Zigzags/Pochades, Zigzag et Paradoxes/III. Nègres, White-Horses et Moutons

III. — Nègres, While-Horses et Moutons.


Le port s’éveille et salue le jour ; les vaisseaux étendent leurs vergues comme des bras fatigués de dormir ; les matelots grimpent aux hunes, et de loin ressemblent, à travers l’enchevêtrement des cordages, à des mouches qui se démènent dans des toiles d’araignée. Les poulies grincent, les câbles se tendent en gémissant : des cris plaintifs, des mélopées bizarres accentuent et rhythment les manœuvres des matelots. Voilà un bâtiment qui lève l’ancre : les voiles se développent comme des nuages blancs, depuis les bonnettes basses jusqu’aux pommes des girouettes, car il fait peu de vent, et il faut ramasser le moindre souffle de brise. À bord de ce navire, un nègre, vêtu d’une chemise de laine rouge et coiffé d’un petit chapeau de paille, s’agite avec la joyeuse mièvrerie d’un singe en belle humeur. — Il va, il vient, en se donnant un mouvement extraordinaire. — Est-ce la joie de quitter notre pays, et voit-il déjà le soleil d’Afrique reluire sur sa peau noire ?

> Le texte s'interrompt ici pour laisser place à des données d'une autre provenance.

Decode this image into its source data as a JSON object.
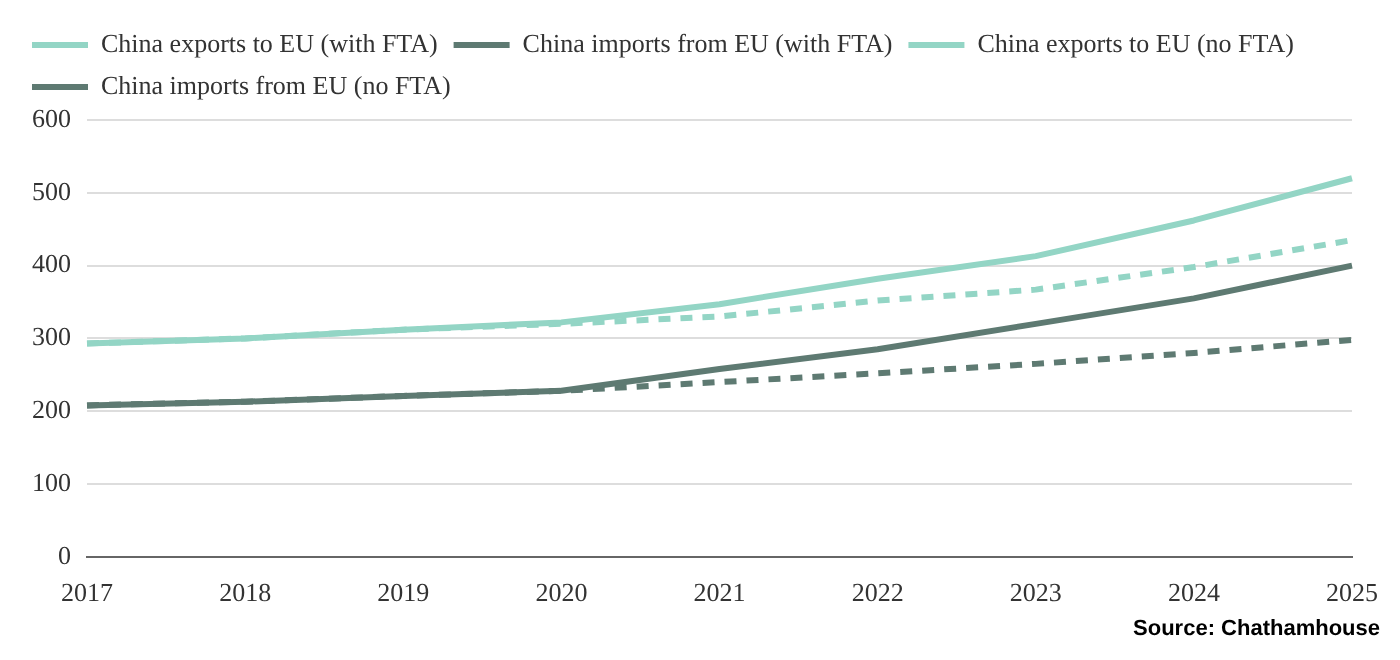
{
  "chart_data": {
    "type": "line",
    "categories": [
      "2017",
      "2018",
      "2019",
      "2020",
      "2021",
      "2022",
      "2023",
      "2024",
      "2025"
    ],
    "series": [
      {
        "name": "China exports to EU (with FTA)",
        "color": "#93d5c5",
        "line_style": "solid",
        "values": [
          293,
          300,
          312,
          322,
          347,
          382,
          413,
          462,
          520
        ]
      },
      {
        "name": "China imports from EU (with FTA)",
        "color": "#5e7a72",
        "line_style": "solid",
        "values": [
          208,
          213,
          221,
          228,
          258,
          285,
          320,
          355,
          400
        ]
      },
      {
        "name": "China exports to EU (no FTA)",
        "color": "#93d5c5",
        "line_style": "dashed",
        "values": [
          293,
          300,
          312,
          320,
          330,
          352,
          367,
          398,
          435
        ]
      },
      {
        "name": "China imports from EU (no FTA)",
        "color": "#5e7a72",
        "line_style": "dashed",
        "values": [
          208,
          213,
          221,
          228,
          240,
          252,
          265,
          280,
          298
        ]
      }
    ],
    "ylim": [
      0,
      600
    ],
    "yticks": [
      0,
      100,
      200,
      300,
      400,
      500,
      600
    ],
    "grid": "y",
    "legend": "top left",
    "marker": "none",
    "annotations": [
      "Source: Chathamhouse"
    ]
  }
}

Les nègres m’ont toujours beaucoup préoccupés, non pas à la façon des philanthropes ; je ne réclame pas leur émancipation, et je ne suis pas tourmenté du désir de voir des députés de couleur siéger à la chambre. Mais cette race mystérieuse a pour moi un attrait singulier. Évidemment leurs pensées n’ont pas la même teinte que les nôtres, et j’ai peine à croire qu’ils descendent d’Adam, qui était rouge, s’il faut s’en rapporter à son nom. Or, s’ils ne descendent pas d’Adam, ils ne sont pas solidaires de sa désobéissance, et ils naissent sans péché originel, ce qui fait qu’ils n’ont pas besoin d’être rachetés. Aux îles, tous les nègres ont dans leur case le portrait de Napoléon, mais recouvert d’une couche de cirage, et ils barbouillent le diable de blanc. Deburau est Satan pour un nègre.

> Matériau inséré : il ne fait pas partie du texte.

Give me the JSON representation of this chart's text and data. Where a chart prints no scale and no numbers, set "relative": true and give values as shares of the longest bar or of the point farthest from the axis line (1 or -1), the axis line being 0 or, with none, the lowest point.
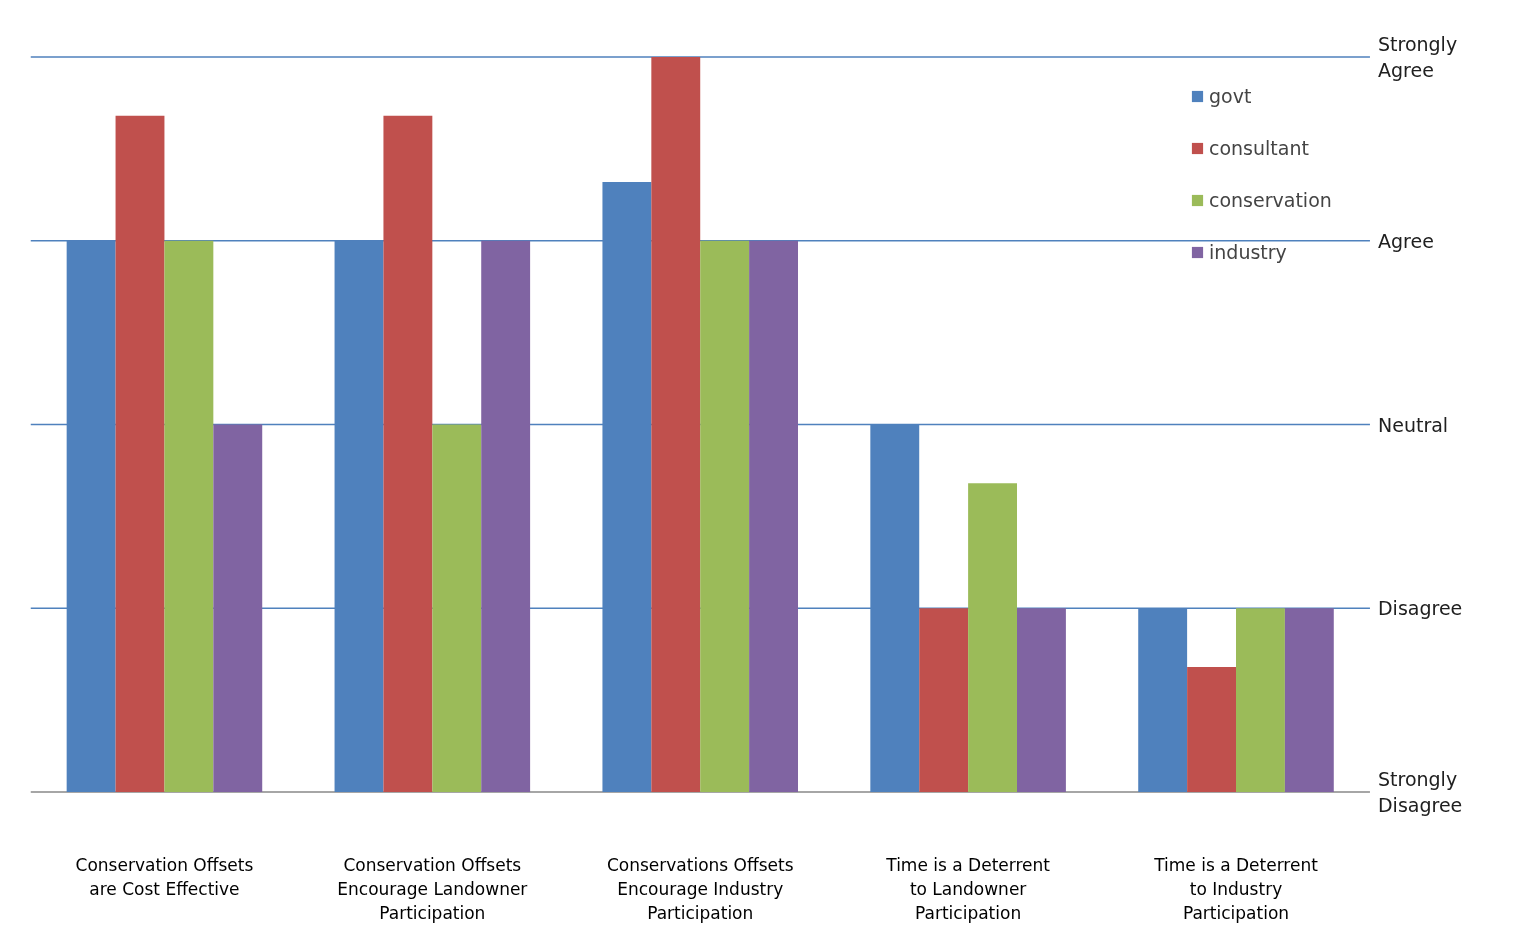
{
  "chart_data": {
    "type": "bar",
    "categories": [
      "Conservation Offsets are Cost Effective",
      "Conservation Offsets Encourage Landowner Participation",
      "Conservations Offsets Encourage Industry Participation",
      "Time is a Deterrent to Landowner Participation",
      "Time is a Deterrent to Industry Participation"
    ],
    "series": [
      {
        "name": "govt",
        "color": "#4f81bd",
        "values": [
          0.75,
          0.75,
          0.83,
          0.5,
          0.25
        ]
      },
      {
        "name": "consultant",
        "color": "#c0504d",
        "values": [
          0.92,
          0.92,
          1,
          0.25,
          0.17
        ]
      },
      {
        "name": "conservation",
        "color": "#9bbb59",
        "values": [
          0.75,
          0.5,
          0.75,
          0.42,
          0.25
        ]
      },
      {
        "name": "industry",
        "color": "#8064a2",
        "values": [
          0.5,
          0.75,
          0.75,
          0.25,
          0.25
        ]
      }
    ],
    "relative": true,
    "ref_lines": [
      {
        "axis": "y",
        "value": 0,
        "label": "Strongly Disagree",
        "color": "#888888"
      },
      {
        "axis": "y",
        "value": 0.25,
        "label": "Disagree",
        "color": "#4f81bd"
      },
      {
        "axis": "y",
        "value": 0.5,
        "label": "Neutral",
        "color": "#4f81bd"
      },
      {
        "axis": "y",
        "value": 0.75,
        "label": "Agree",
        "color": "#4f81bd"
      },
      {
        "axis": "y",
        "value": 1,
        "label": "Strongly Agree",
        "color": "#4f81bd"
      }
    ],
    "legend": "top right"
  }
}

Nous allons partir. Que de tuyaux, que de fumées, bon Dieu ! — Fumée blanche, fumée noire, fumée rousse, fumée grise ; feu de la première chambre, feu de la seconde chambre, feu de la cabine du capitaine, feu de la cuisine. On dirait, à voir tous ces tubes de tôle, un toit de maison à la dérive. Ce que les Anglais produisent de fumée est prodigieux, abstraction faite des cigares et des pipes : on dirait qu’ils sont mis au monde pour cela.

Les coteaux d’Ingouville font place à de grandes falaises rousses d’un aspect sauvage et féroce. Par opposition, les côtes de l’Angleterre sont entièrement blanches, d’où lui vient son nom d’Albion. Nous sommes en mer.

Voir la mer a été pour moi un désir presque maladif. Dès l’âge de cinq ou six ans, j’étais un des spectateurs les plus assidus du spectacle mécanique de M. Pierre, où l’on représentait des combats, des tempêtes, des naufrages et autres scènes analogues. Je connaissais le nom et la forme de tous les vaisseaux ; j’aurais pu faire le catalogue qui se trouve dans l’ode de Victor Hugo sur la bataille de Navarin. Tout le monde croyait que je me ferais marin, et mes parents, en cas de mauvaise conduite de ma part, se voyaient privés de la ressource de me faire embarquer en qualité de mousse, car ma joie eût été au comble. — Plus tard, j’ai vu la mer, et j’avoue que je l’ai trouvée trop ressemblante au spectacle de M. Pierre ; il me semble que les vaisseaux sont de carton, et glissent sur une rainure ; les vagues me font l’effet de calicot vert glacé d’argent, n’en déplaise à lord Byron et aux descriptions poétiques.

Le temps fraîchit, la lame devient courte, clapoteuse et dure ; le ciel est clair encore du côté de la France ; mais une tenture de brouillard ferme l’horizon du côté de l’Angleterre. L’eau est d’un gris verdâtre ; les white-horses (chevaux blancs) commencent à secouer leur crinière d’écume, et accourent au grand galop du fond de l’étendue. Les white-horses sont appelés chez nous moutons, d’où le verbe moutonner, pour exprimer ces barres blanches qui zèbrent la surface de la mer quand elle devient houleuse, et qui, en effet, ont assez l’air de flocons de laine. N’y a-t-il pas là une différence toute caractéristique ? Les Anglais, peuple hippique, toujours occupés de courses, de races, voient des chevaux partout ; pour eux l’océan est un turf où galopent des coursiers d’écume ; pour le Français, pastoral et troubadour, la mer représente un tapis de gazon vert où paissent de blancs moutons.